The bittersweet truth about homemade marmalade

15 January 2022

9:00 AM

15 January 2022

9:00 AM

The spectrum of ‘bestowing homemade gifts on one’s friends’ ranges from giving to foisting. Pure giving is when you make something by hand especially for a particular person. Foisting is when you don’t let a friend leave your house before pressing a copy of your privately published memoir into their hands.

Where does homemade marmalade come on this spectrum? I think it comes nearer the benign ‘giving’ end than homemade jam, which is at the ‘foisting’ end, along with homemade sloe gin and nettle ale. It’s the difference between treasure-giving and glut-giving.

With marmalade, the driving force behind making the stuff is that you genuinely crave some, pouncing on the Sevilles as soon as they arrive in shops for their brief January window. That bittersweet taste of (in my case) Delia Smith’s Dark Chunky Seville Orange Marmalade, the recipe cut out from a 1993 Radio Times, has been deeply missed since last year’s batch ran out at the end of June, causing six months of privation during which I felt some annoyance at having given three whole jars of it away.


With jam, the driving force behind making it is that you have a tree buckling under the weight of old-fashioned fruit that can’t be eaten raw — damsons or quinces — and the only way to deal with the glut is to make it into vast amounts of jam. Having done that, what can you do next except give as much as possible away?

Has anyone ever made jam or marmalade without telling anyone about it? As well as being a private domestic act, it’s one of the most public things we do. We take photographs of the jars lined up. Those labelled jars say ‘I am the lucky kind of person who’s at liberty to set aside a whole Thursday in my kitchen with a preserving pan, butter muslin and cold saucers in the fridge’. To do this feels deliciously virtuous — even more so, perhaps, for the jam-makers with their locally sourced homegrown fruit than for the marmalade-makers who buy fruit flown in from Spain. To give the result away makes one feel dazzled by one’s own largesse.

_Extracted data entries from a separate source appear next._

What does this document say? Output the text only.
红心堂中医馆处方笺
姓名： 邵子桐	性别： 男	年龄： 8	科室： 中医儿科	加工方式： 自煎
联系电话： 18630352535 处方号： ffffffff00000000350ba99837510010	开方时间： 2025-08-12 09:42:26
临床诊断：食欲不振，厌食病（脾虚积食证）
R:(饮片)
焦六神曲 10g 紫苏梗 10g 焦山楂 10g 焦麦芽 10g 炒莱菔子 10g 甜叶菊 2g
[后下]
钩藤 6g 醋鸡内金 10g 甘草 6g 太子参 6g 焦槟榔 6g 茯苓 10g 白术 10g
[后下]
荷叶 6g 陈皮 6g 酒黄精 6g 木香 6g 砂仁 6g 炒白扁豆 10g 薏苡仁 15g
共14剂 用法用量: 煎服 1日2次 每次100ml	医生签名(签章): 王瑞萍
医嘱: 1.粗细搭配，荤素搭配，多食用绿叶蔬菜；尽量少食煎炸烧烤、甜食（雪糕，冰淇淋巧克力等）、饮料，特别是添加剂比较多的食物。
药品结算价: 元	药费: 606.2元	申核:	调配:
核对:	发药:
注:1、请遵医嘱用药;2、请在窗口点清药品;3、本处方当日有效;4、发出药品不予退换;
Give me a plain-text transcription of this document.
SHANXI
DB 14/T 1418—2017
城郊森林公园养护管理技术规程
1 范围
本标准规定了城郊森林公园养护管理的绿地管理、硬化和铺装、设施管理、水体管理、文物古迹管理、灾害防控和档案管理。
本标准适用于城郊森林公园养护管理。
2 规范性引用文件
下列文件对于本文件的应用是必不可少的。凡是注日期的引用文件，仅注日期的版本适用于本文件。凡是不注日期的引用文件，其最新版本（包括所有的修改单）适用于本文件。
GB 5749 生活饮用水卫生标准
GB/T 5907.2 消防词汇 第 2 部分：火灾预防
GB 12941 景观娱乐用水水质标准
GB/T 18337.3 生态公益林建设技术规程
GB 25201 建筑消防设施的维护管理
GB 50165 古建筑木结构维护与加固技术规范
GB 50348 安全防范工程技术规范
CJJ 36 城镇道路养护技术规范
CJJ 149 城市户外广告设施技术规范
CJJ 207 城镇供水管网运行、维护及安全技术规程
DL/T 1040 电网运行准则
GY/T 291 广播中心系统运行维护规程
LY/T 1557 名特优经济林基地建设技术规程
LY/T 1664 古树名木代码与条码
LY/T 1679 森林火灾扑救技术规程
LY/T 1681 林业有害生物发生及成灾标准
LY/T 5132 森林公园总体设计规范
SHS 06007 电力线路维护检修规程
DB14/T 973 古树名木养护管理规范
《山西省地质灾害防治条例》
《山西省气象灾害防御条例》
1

But do your friends actually want your jam or marmalade, and do you actually want theirs? The general rule is that your own homemade preserve means far more to you than it does to the person you give it to. Again, marmalade fares better than jam in these stakes. You can verify this by looking at the contents of your own and your friends’ larders. In my experience, there’s not nearly as much unopened homemade marmalade lurking in larders. It has all been eaten up, as it is a rarer treasure.

It’s not that you think ‘I’ll never in a million years eat this’ when someone kindly gives you a jar of their homemade jam. It’s just that you somehow never quite get around to opening it. ‘The rule is, jam tomorrow, jam yesterday — but never jam today,’ the Red Queen barked at Alice, taunting her with the torture of a never–fulfilled promise. She was inadvertently expressing precisely what many of us feel about jam: a vague sense that we might want some in the future, a vague memory of having once craved it in the past, but a certainty that we won’t want any for tea today.